Even without legislation, citizen-children often face barriers to rights and privileges other children more easily enjoy. Many immigrant parents' confusion over eligibility rules, and fears of interactions with governmental officials, combine into de-facto barriers to public benefits for their citizen children. Young men and women graduating from high school also encounter resistance to their classification as state residents for in-state college tuition purposes due to their parents' immigration status. And many children, legally blocked from petitioning for the legalization of their parents, currently face the heart-wrenching possibility of losing them to deportation, and in some extreme cases have even had their parents' parental rights terminated.

Efforts to limit children's citizenship rights are also popping up in countries playing host to refugees of Colombia's political violence. In Panama, the majority of the refugees come from the Afro-Colombian and indigenous communities of the Chocó region in Colombia who left their homes after being targeted by armed groups interested in their mineral rich lands. The Panamanian government has all but formally imprisoned them for years in the tropical forests of the Darien region of Panama's southern border by strictly curtailing their rights to free movement and denying them access to food, medical services, and jobs. Panama's restrictions have also impacted the refugees' children born on Panamanian soil.
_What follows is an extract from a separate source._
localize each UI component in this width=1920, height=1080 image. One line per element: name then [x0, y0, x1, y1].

Although Panama has recognized the jus soli principle within its constitution, the government often fails to register the Panamanian born children as citizens.

Although believed to hold one of the most progressive policy stances towards the thousands of Colombian refugees crossing its borders, Ecuador still struggles to find the resources necessary to meet the enormous demand to properly register the Colombian adults and children who currently reside in that country, including the many children born within Ecuador's borders.

Without the necessary government documentation, Colombians and Ecuadorians of Colombian descent will face barriers towards obtaining social services like healthcare and education that would allow them to adjust better to life in that country. Those barriers to services will also leave them vulnerable to trafficking and or deportation back to Colombia and the violence that caused them to flee in the first place. Colombians and Ecuadorians of Colombian descent also face fierce xenophobic sentiments; they are routinely stigmatized as thieves and drug-traffickers. Legalizing their status will help them come out of the shadows to defend themselves against discrimination.

Despite the present economic crisis, human migration across borders will likely continue, increasing the multicultural character of many countries. If recent trends hold, the growth of foreign ethnic populations will lead to increased efforts to impose limitations on who should receive citizenship. These efforts will likely fall heavily on the rights of citizen-children, whose bodies are slowly being converted into a new front in the struggle over immigration.

Kristina Aiello is a NACLA Research Associate.